Unions. We have them to thank for so much, from weekends to helping to end child labor (despite some concerning attempts to bring it back) and so much more. Organized labor has brought immeasurable benefits to U.S. workers, and our new report highlights that unions are particularly good for women workers. But what do you do if your workplace isn’t unionized? Simple: start one yourself!*

While organizing your workplace is definitely easier said than done, it’s an incredibly rewarding process that will enable you to grow closer to your co-workers and unite with a common purpose: improving your lives and working conditions in material ways. The first step is to figure out if there have been unionization efforts at your place of work in the past. Ask around; find some veterans of your organization whom you trust and see what you can find out. If it’s happened before and petered out for some reason, try to discern what that reason was so that you can avoid making the same mistakes. One thing to keep in mind throughout this process is to keep things discreet. You don’t want management to find out about your efforts before it’s time to go public. If they do, it gives them the opportunity to put union-busting tactics to work, making your job that much more difficult.

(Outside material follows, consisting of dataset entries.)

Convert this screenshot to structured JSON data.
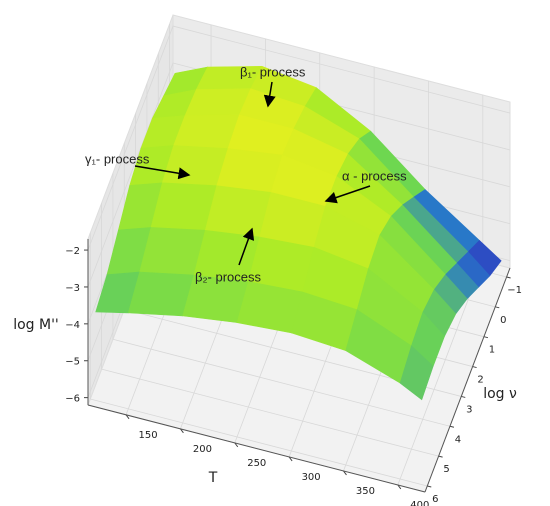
{
  "chart_data": {
    "type": "surface3d",
    "x_label": "T",
    "y_label": "log ν",
    "z_label": "log M''",
    "x": [
      120,
      150,
      200,
      250,
      300,
      350,
      400,
      420
    ],
    "y": [
      -1,
      0,
      1,
      2,
      3,
      4,
      5,
      6
    ],
    "z": [
      [
        -3.0,
        -2.8,
        -2.6,
        -2.6,
        -2.8,
        -3.2,
        -3.6,
        -3.8
      ],
      [
        -2.6,
        -2.4,
        -2.3,
        -2.3,
        -2.5,
        -2.9,
        -3.3,
        -3.6
      ],
      [
        -2.2,
        -2.0,
        -1.9,
        -2.0,
        -2.2,
        -2.6,
        -3.0,
        -3.3
      ],
      [
        -2.4,
        -2.1,
        -1.9,
        -1.8,
        -2.0,
        -2.4,
        -2.8,
        -3.1
      ],
      [
        -3.2,
        -2.6,
        -2.2,
        -2.0,
        -2.0,
        -2.3,
        -2.7,
        -3.0
      ],
      [
        -4.4,
        -3.8,
        -3.2,
        -2.7,
        -2.4,
        -2.5,
        -2.8,
        -3.1
      ],
      [
        -5.4,
        -4.9,
        -4.4,
        -3.9,
        -3.5,
        -3.3,
        -3.4,
        -3.6
      ],
      [
        -5.8,
        -5.4,
        -4.9,
        -4.4,
        -4.0,
        -3.8,
        -3.8,
        -3.9
      ]
    ],
    "xlim": [
      115,
      425
    ],
    "xticks": [
      150,
      200,
      250,
      300,
      350,
      400
    ],
    "ylim": [
      -1.3,
      6.2
    ],
    "yticks": [
      {
        "value": -1,
        "label": "−1"
      },
      0,
      1,
      2,
      3,
      4,
      5,
      6
    ],
    "zlim": [
      -6.2,
      -1.7
    ],
    "zticks": [
      {
        "value": -6,
        "label": "−6"
      },
      {
        "value": -5,
        "label": "−5"
      },
      {
        "value": -4,
        "label": "−4"
      },
      {
        "value": -3,
        "label": "−3"
      },
      {
        "value": -2,
        "label": "−2"
      }
    ],
    "grid": true,
    "annotations": [
      "γ₁- process",
      "β₁- process",
      "α - process",
      "β₂- process"
    ]
  }
}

Then, find your organizing committee: the co-workers you’re closest to who are most likely to be willing to devote time to the cause; the ones who you find yourself complaining to about workplace conditions most frequently. Your friends! These are the people who will be in the trenches with you, so to speak — putting in the work toward communicating with all eligible employees at your workplace and building support for something bigger than yourselves. Ideally, your organizing committee will represent a diverse array of workers from different parts of your organization.

Next up: schedule an introductory meeting with members of your organizing committee! Assign duties as you see fit. At the meeting, start a list of the most pressing issues for the employees at your job. This is also where you’ll start thinking about which union to organize within. If you work for a nonprofit, you could reach out to our union, NPEU; otherwise you can use this tool to find options for your industry within your area. Start conversations with the union about how to develop materials to educate your co-workers about unions and why your workplace needs one. 

From there, it’s off to the races. Create a list of the union-eligible employees at your workplace — those who don’t manage or supervise other employees — and start reaching out! A few pointers: It’s important to ensure you’re aware of any legal requirements about union organizing at the workplace, so make sure to talk to your union organizer.  When possible, take things to a secondary location like an out-of-office meeting or on your personal Zoom account. This should be a two-way conversation. Ask your co-workers what they’d change at the workplace if they had the chance. At the end of the conversation, ask them explicitly whether or not they support forming a union. Keep track of these opinions on your list. You’ll need at least 50% support from eligible workers (but generally you should aim for 70%-80%) and will need to demonstrate that support to your employer or the NLRB. Eventually you’ll have folks sign authorization cards, to determine if you have majority support and authorize union representation.

Once you’ve gotten majority support, it’s time to go public. Sometimes you’ll ask your management to voluntarily recognize your union, other times, you’ll file for an election through the National Labor Relations Board. Either way, if all goes well you’ll be officially unionized! But it doesn’t stop there.

Now that you have your union, you’ll have to negotiate your first contract. You and your colleagues will work with your union representative to bargain a contract that centers your unique priorities. When your pay, benefits and working conditions are solidified into a union contract, management can’t make unilateral changes — meaning you and your colleagues can have a lot more security and stability in your working lives. Once a contract is finalized, your union members will be able to vote to approve the contract — and you’ll do it all again when the contract expires! 

If you do decide to start a union at your job, it can be one of the most rewarding experiences of your life. It was for me! And regardless of whether you succeed, you’ll be imparting a crucial lesson onto your co-workers: we all deserve to have a voice in our workplace. We deserve a workplace that is respectful and one that pays us what we’re worth. We deserve benefits, a work-life balance, and affordable and effective health care. When we work together and have solidarity for one another, we can do big things. A better world is possible — but only if we fight for one.

Disclaimer: this blog does not provide and is not intended to provide legal advice.  Please consult an attorney or union representative with any legal questions regarding how to form a union and what to do in the face of retaliation.

*The National Labor Relations Act (NLRA) protects the right of workers to organize and bargain collectively. The NLRA protects most, but not all,  private sector workers and does not apply to employers who employ only agricultural workers or employers subject to the Railway Labor Act (interstate railroads and airlines). Protections may be available under other laws.